Political and legal anthropologist Nina Siulc’s research focuses on the impact of U.S. deportation practices on children and families. As a 2010-11 Family Research Scholar, Siulc studied the impact of new deportation policies on families in the northeastern United States. She looked at both children whose parents have been deported and noncitizen children that have been removed from the U.S. and returned to uncertain future in their homeland.

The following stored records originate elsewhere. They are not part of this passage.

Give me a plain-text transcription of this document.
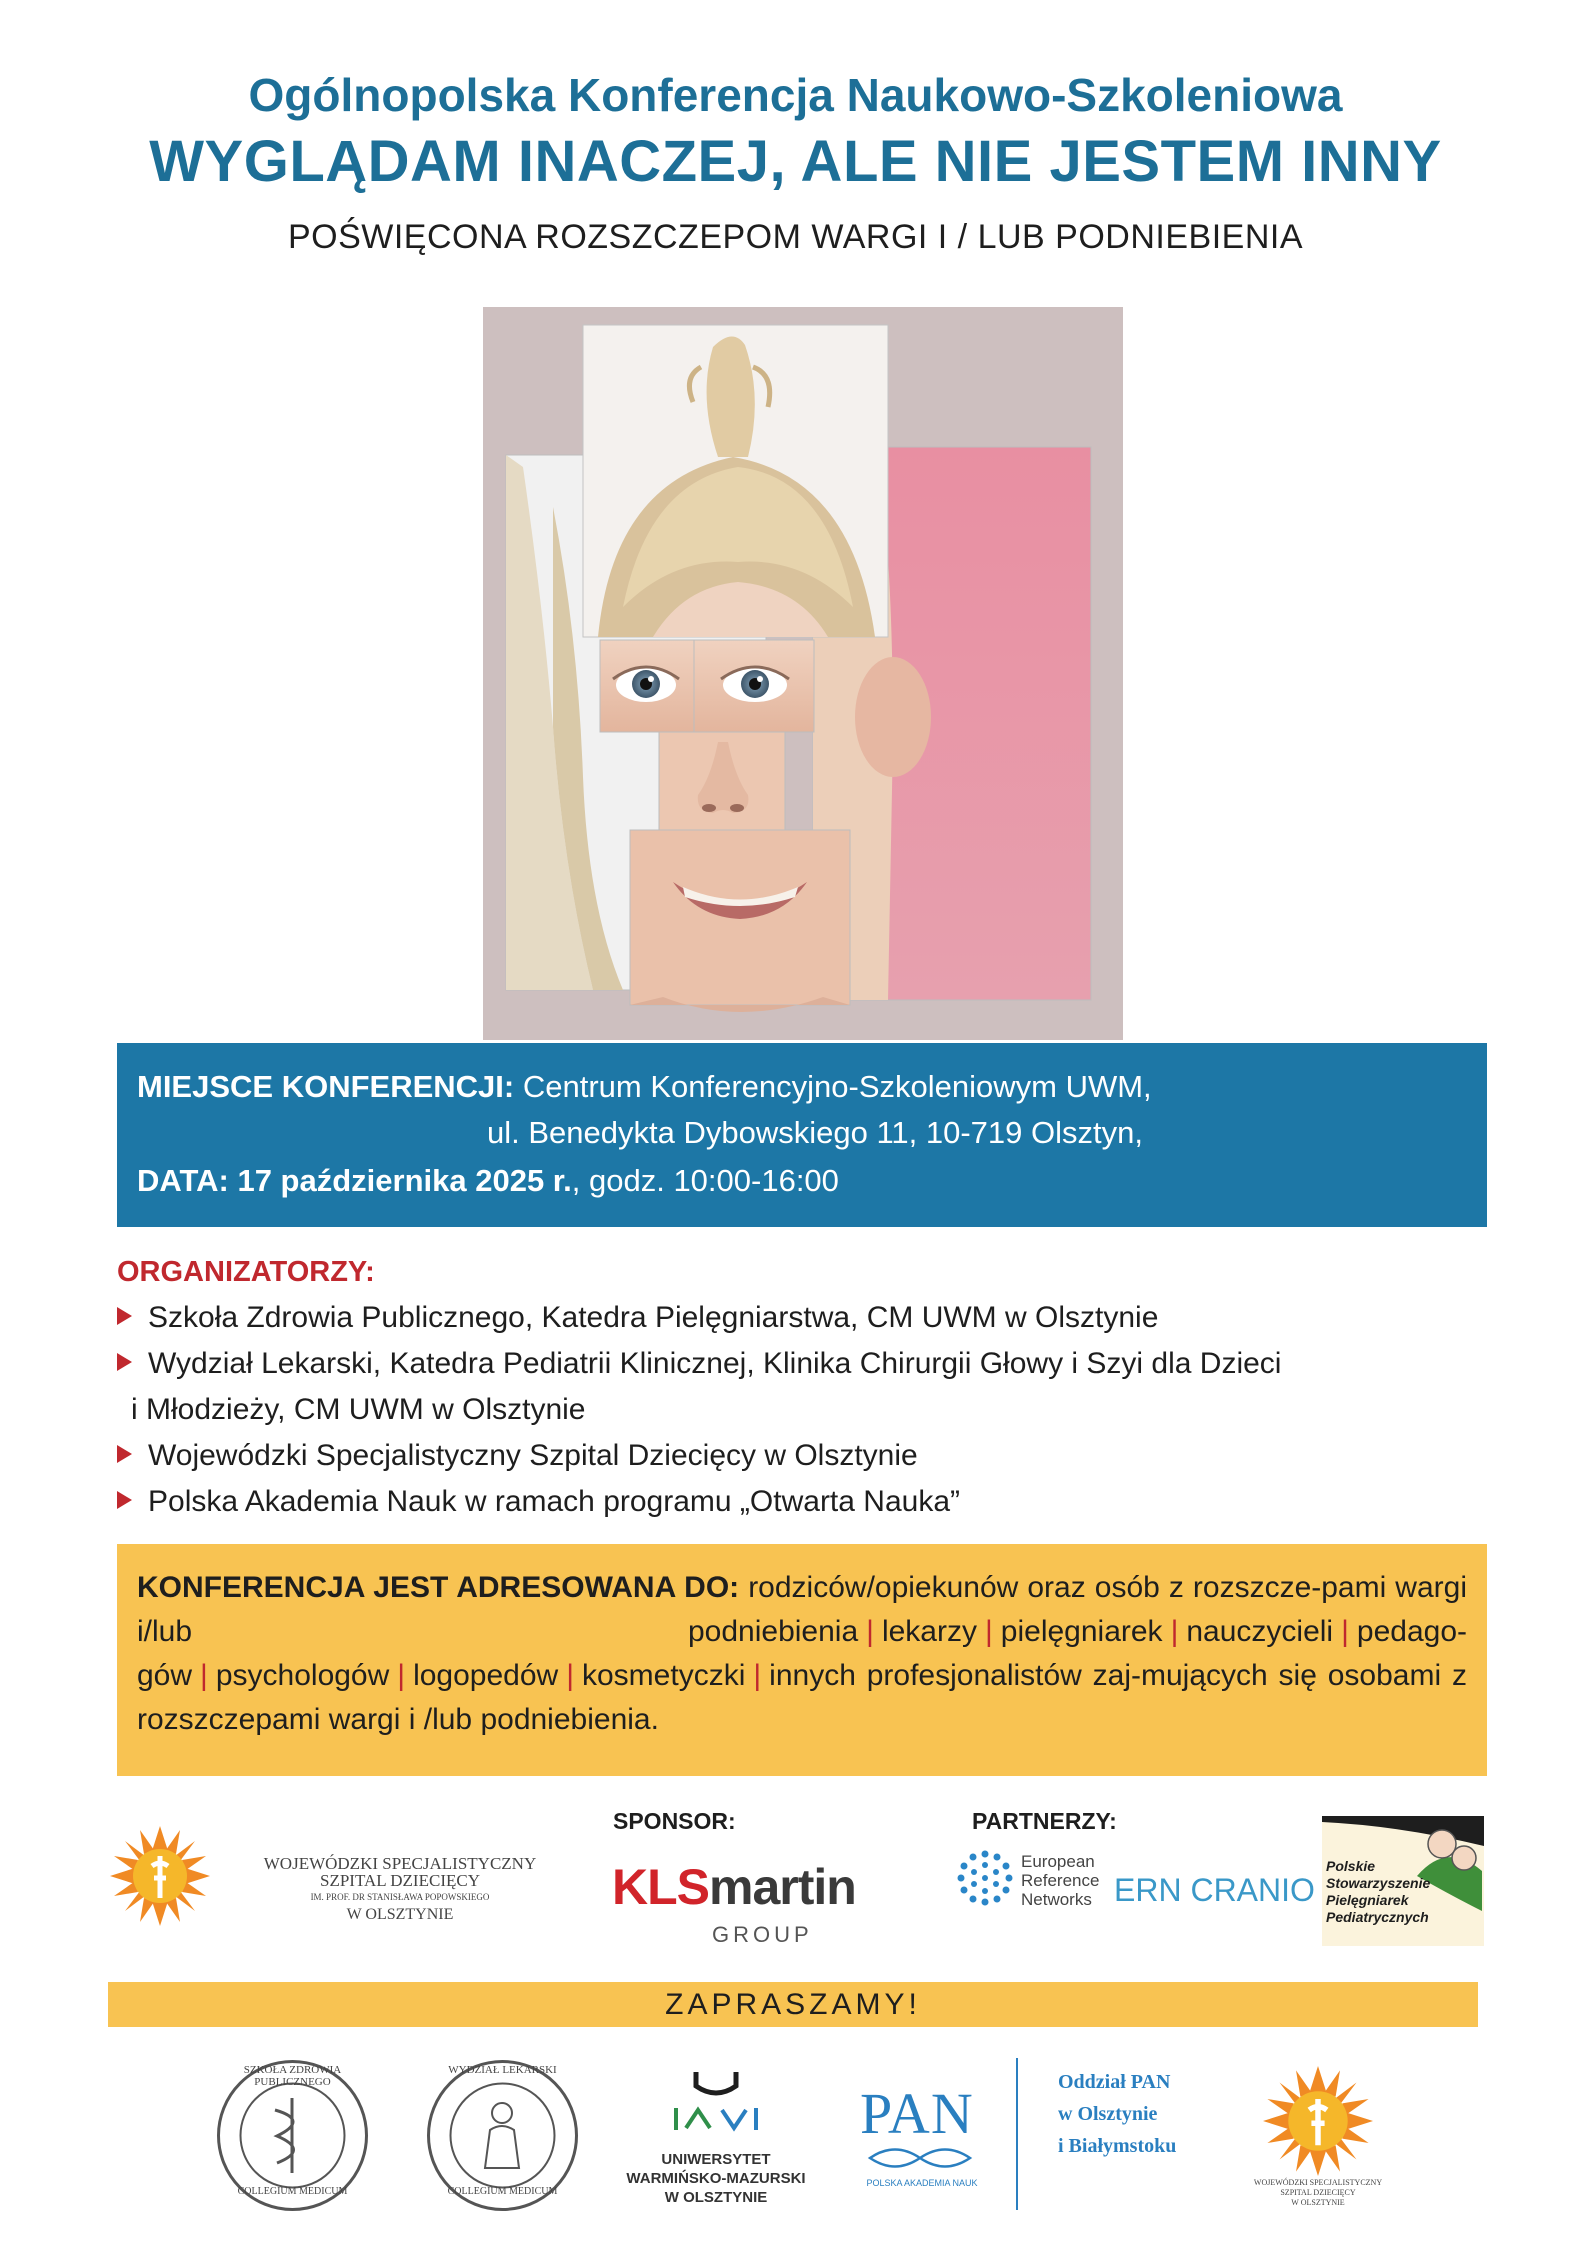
Ogólnopolska Konferencja Naukowo-Szkoleniowa
WYGLĄDAM INACZEJ, ALE NIE JESTEM INNY
POŚWIĘCONA ROZSZCZEPOM WARGI I / LUB PODNIEBIENIA
MIEJSCE KONFERENCJI: Centrum Konferencyjno-Szkoleniowym UWM,
ul. Benedykta Dybowskiego 11, 10-719 Olsztyn,
DATA: 17 października 2025 r., godz. 10:00-16:00
ORGANIZATORZY:
Szkoła Zdrowia Publicznego, Katedra Pielęgniarstwa, CM UWM w Olsztynie
Wydział Lekarski, Katedra Pediatrii Klinicznej, Klinika Chirurgii Głowy i Szyi dla Dzieci
i Młodzieży, CM UWM w Olsztynie
Wojewódzki Specjalistyczny Szpital Dziecięcy w Olsztynie
Polska Akademia Nauk w ramach programu „Otwarta Nauka”
KONFERENCJA JEST ADRESOWANA DO: rodziców/opiekunów oraz osób z rozszcze-pami wargi i/lub podniebienia | lekarzy | pielęgniarek | nauczycieli | pedago-gów | psychologów | logopedów | kosmetyczki | innych profesjonalistów zaj-mujących się osobami z rozszczepami wargi i /lub podniebienia.
WOJEWÓDZKI SPECJALISTYCZNY
SZPITAL DZIECIĘCY
IM. PROF. DR STANISŁAWA POPOWSKIEGO
W OLSZTYNIE
SPONSOR:
KLSmartin
GROUP
PARTNERZY:
European
Reference
Networks ERN CRANIO
Polskie
Stowarzyszenie
Pielęgniarek
Pediatrycznych
ZAPRASZAMY!
SZKOŁA ZDROWIA PUBLICZNEGO
COLLEGIUM MEDICUM
WYDZIAŁ LEKARSKI
COLLEGIUM MEDICUM
UNIWERSYTET
WARMIŃSKO-MAZURSKI
W OLSZTYNIE
PAN
POLSKA AKADEMIA NAUK
Oddział PAN
w Olsztynie
i Białymstoku
WOJEWÓDZKI SPECJALISTYCZNY
SZPITAL DZIECIĘCY
W OLSZTYNIE
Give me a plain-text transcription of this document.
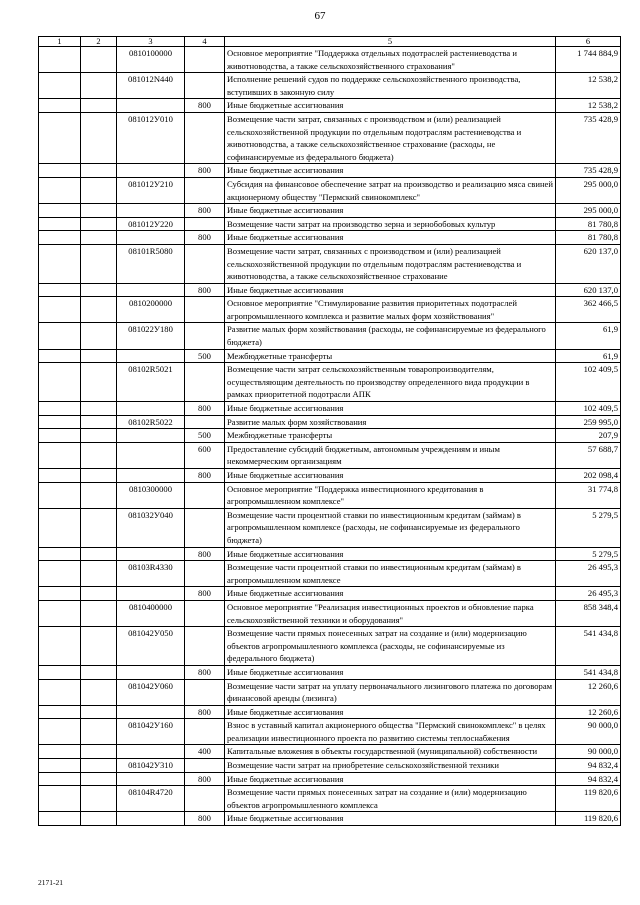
67
1	2	3	4	5	6
		0810100000		Основное мероприятие "Поддержка отдельных подотраслей растениеводства и животноводства, а также сельскохозяйственного страхования"	1 744 884,9
		081012N440		Исполнение решений судов по поддержке сельскохозяйственного производства, вступивших в законную силу	12 538,2
			800	Иные бюджетные ассигнования	12 538,2
		081012У010		Возмещение части затрат, связанных с производством и (или) реализацией сельскохозяйственной продукции по отдельным подотраслям растениеводства и животноводства, а также сельскохозяйственное страхование (расходы, не софинансируемые из федерального бюджета)	735 428,9
			800	Иные бюджетные ассигнования	735 428,9
		081012У210		Субсидия на финансовое обеспечение затрат на производство и реализацию мяса свиней акционерному обществу "Пермский свинокомплекс"	295 000,0
			800	Иные бюджетные ассигнования	295 000,0
		081012У220		Возмещение части затрат на производство зерна и зернобобовых культур	81 780,8
			800	Иные бюджетные ассигнования	81 780,8
		08101R5080		Возмещение части затрат, связанных с производством и (или) реализацией сельскохозяйственной продукции по отдельным подотраслям растениеводства и животноводства, а также сельскохозяйственное страхование	620 137,0
			800	Иные бюджетные ассигнования	620 137,0
		0810200000		Основное мероприятие "Стимулирование развития приоритетных подотраслей агропромышленного комплекса и развитие малых форм хозяйствования"	362 466,5
		081022У180		Развитие малых форм хозяйствования (расходы, не софинансируемые из федерального бюджета)	61,9
			500	Межбюджетные трансферты	61,9
		08102R5021		Возмещение части затрат сельскохозяйственным товаропроизводителям, осуществляющим деятельность по производству определенного вида продукции в рамках приоритетной подотрасли АПК	102 409,5
			800	Иные бюджетные ассигнования	102 409,5
		08102R5022		Развитие малых форм хозяйствования	259 995,0
			500	Межбюджетные трансферты	207,9
			600	Предоставление субсидий бюджетным, автономным учреждениям и иным некоммерческим организациям	57 688,7
			800	Иные бюджетные ассигнования	202 098,4
		0810300000		Основное мероприятие "Поддержка инвестиционного кредитования в агропромышленном комплексе"	31 774,8
		081032У040		Возмещение части процентной ставки по инвестиционным кредитам (займам) в агропромышленном комплексе (расходы, не софинансируемые из федерального бюджета)	5 279,5
			800	Иные бюджетные ассигнования	5 279,5
		08103R4330		Возмещение части процентной ставки по инвестиционным кредитам (займам) в агропромышленном комплексе	26 495,3
			800	Иные бюджетные ассигнования	26 495,3
		0810400000		Основное мероприятие "Реализация инвестиционных проектов и обновление парка сельскохозяйственной техники и оборудования"	858 348,4
		081042У050		Возмещение части прямых понесенных затрат на создание и (или) модернизацию объектов агропромышленного комплекса (расходы, не софинансируемые из федерального бюджета)	541 434,8
			800	Иные бюджетные ассигнования	541 434,8
		081042У060		Возмещение части затрат на уплату первоначального лизингового платежа по договорам финансовой аренды (лизинга)	12 260,6
			800	Иные бюджетные ассигнования	12 260,6
		081042У160		Взнос в уставный капитал акционерного общества "Пермский свинокомплекс" в целях реализации инвестиционного проекта по развитию системы теплоснабжения	90 000,0
			400	Капитальные вложения в объекты государственной (муниципальной) собственности	90 000,0
		081042У310		Возмещение части затрат на приобретение сельскохозяйственной техники	94 832,4
			800	Иные бюджетные ассигнования	94 832,4
		08104R4720		Возмещение части прямых понесенных затрат на создание и (или) модернизацию объектов агропромышленного комплекса	119 820,6
			800	Иные бюджетные ассигнования	119 820,6
2171-21
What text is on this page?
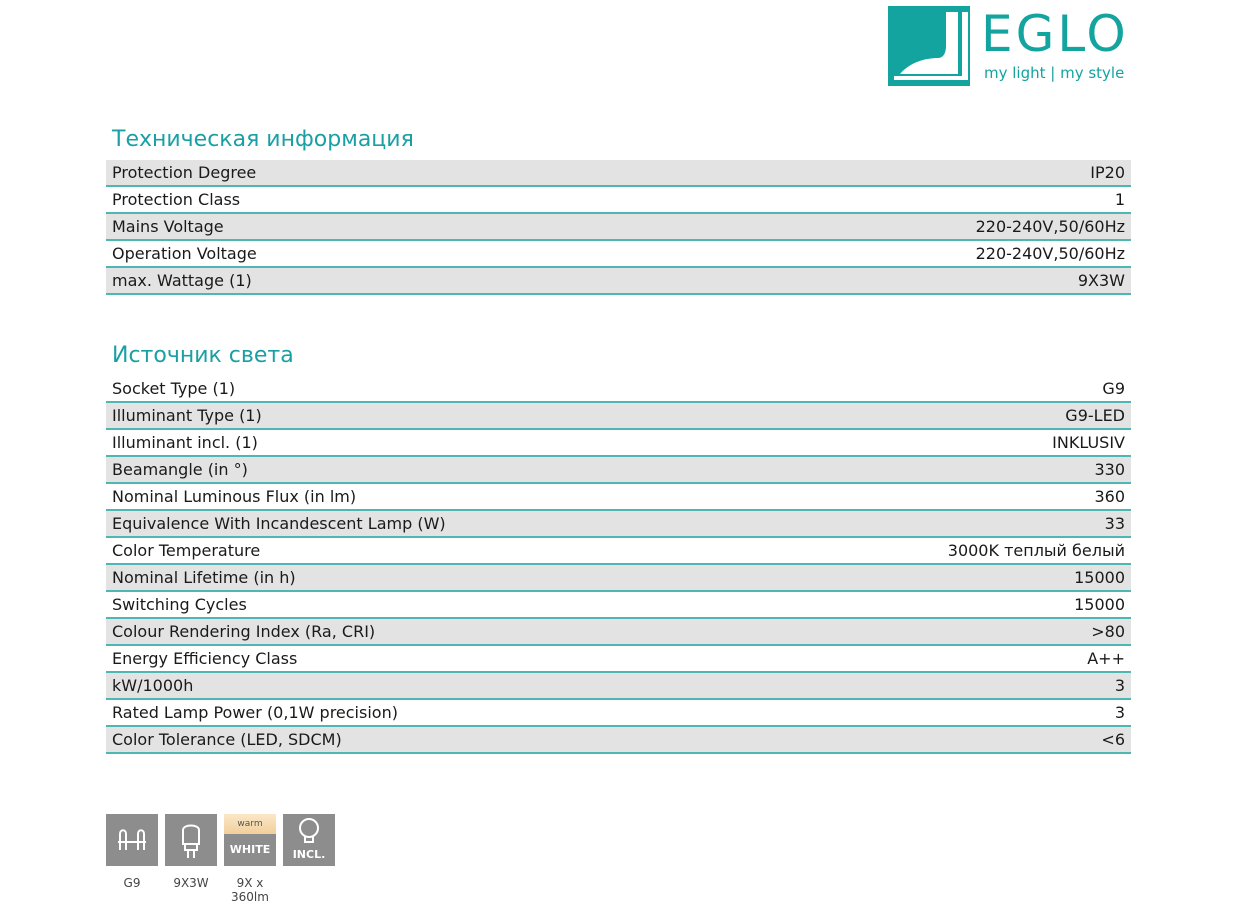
EGLO
my light | my style
Техническая информация
Protection Degree	IP20
Protection Class	1
Mains Voltage	220-240V,50/60Hz
Operation Voltage	220-240V,50/60Hz
max. Wattage (1)	9X3W
Источник света
Socket Type (1)	G9
Illuminant Type (1)	G9-LED
Illuminant incl. (1)	INKLUSIV
Beamangle (in °)	330
Nominal Luminous Flux (in lm)	360
Equivalence With Incandescent Lamp (W)	33
Color Temperature	3000K теплый белый
Nominal Lifetime (in h)	15000
Switching Cycles	15000
Colour Rendering Index (Ra, CRI)	>80
Energy Efficiency Class	A++
kW/1000h	3
Rated Lamp Power (0,1W precision)	3
Color Tolerance (LED, SDCM)	<6
G9	9X3W
warm
WHITE
9X x 360lm
INCL.
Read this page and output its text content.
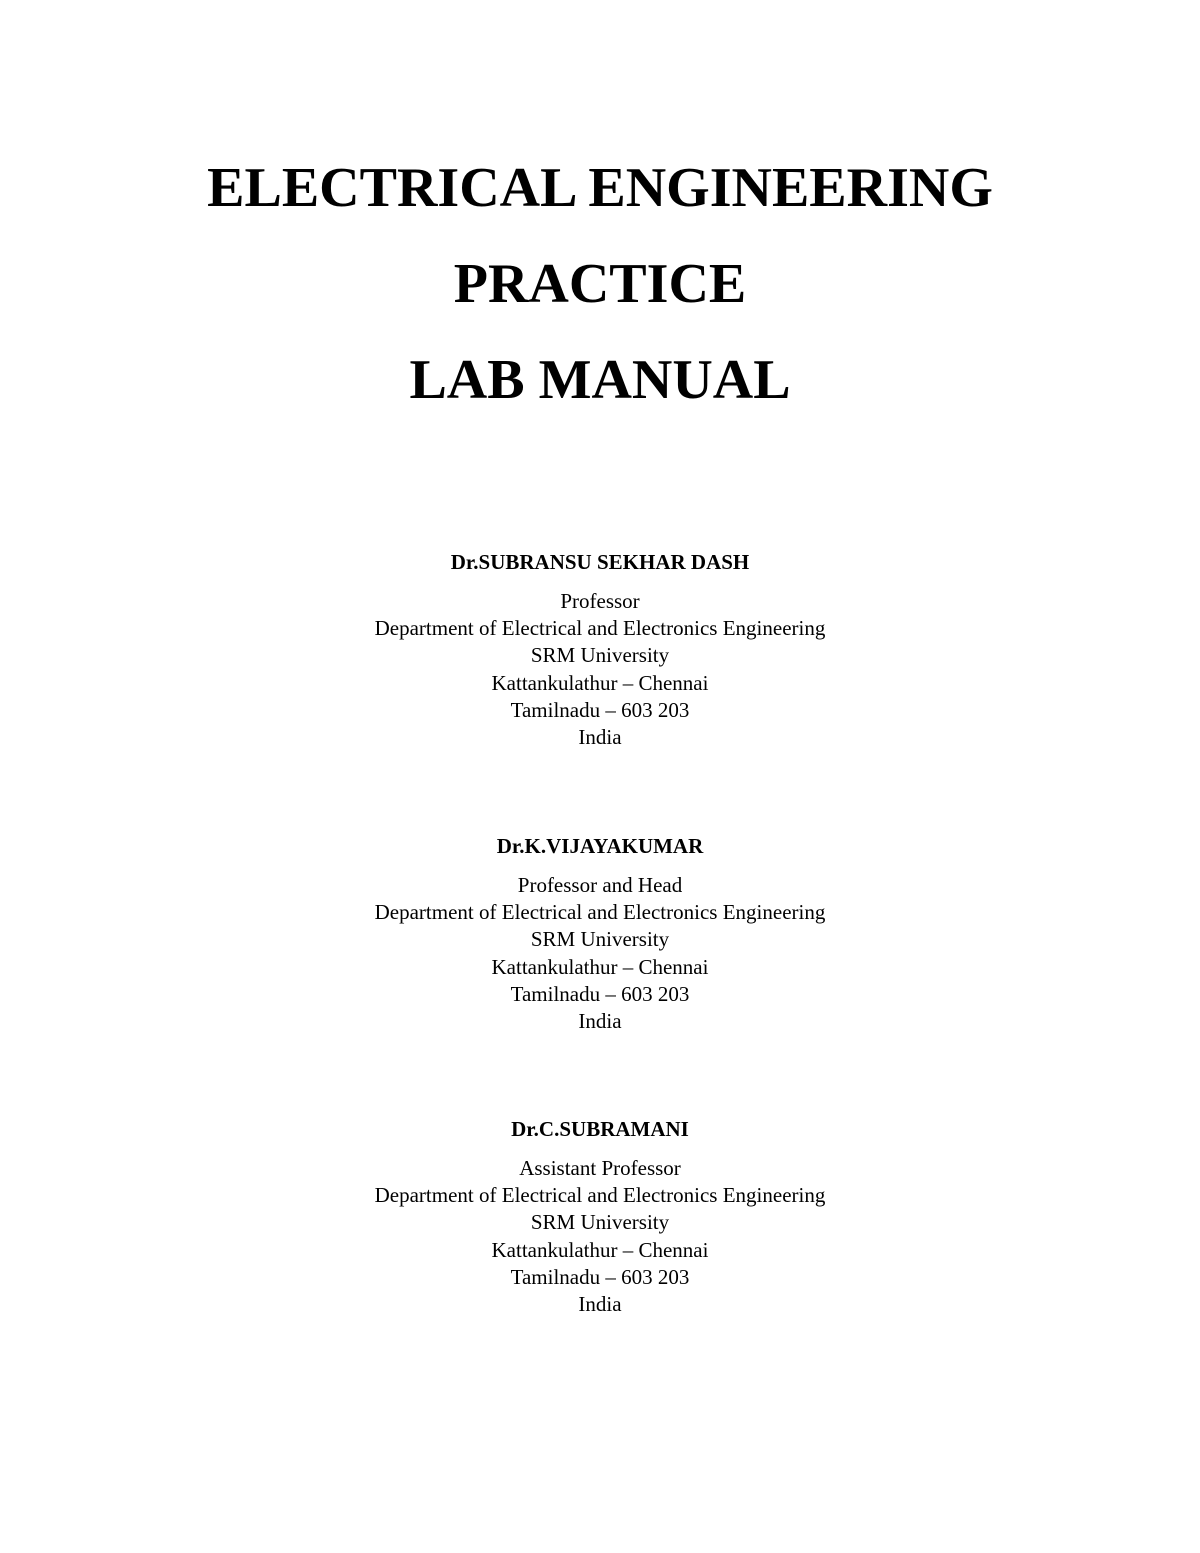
ELECTRICAL ENGINEERING
PRACTICE
LAB MANUAL
Dr.SUBRANSU SEKHAR DASH
Professor
Department of Electrical and Electronics Engineering
SRM University
Kattankulathur – Chennai
Tamilnadu – 603 203
India
Dr.K.VIJAYAKUMAR
Professor and Head
Department of Electrical and Electronics Engineering
SRM University
Kattankulathur – Chennai
Tamilnadu – 603 203
India
Dr.C.SUBRAMANI
Assistant Professor
Department of Electrical and Electronics Engineering
SRM University
Kattankulathur – Chennai
Tamilnadu – 603 203
India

Siulc recently joined the faculty at Rutgers as an affiliated professor in the Program in Criminal Justice, as well as an assistant professor of Anthropology. She is finishing her first book, Unwelcome Citizens, which describes the experiences of Dominican adults who came to the United States as young children and were later deported after being convicted of crimes. In addition to studying how people adjust to life in the Dominican Republic after many years abroad, the book explores what freedom means to people who have experienced migration, criminalization, incarceration and deportation or who have been subjected to extreme forms of state intervention in their lives. In her new research project, “Children of the Crimmigration Era,” Siulc will study how parental deportation impacts the socialization and identity formation of the citizen children who remain in the United States.

Siulc frequently translates her research to public engagement and policy, through ethnographic filmmaking and working as a consultant on a number of immigration legal cases.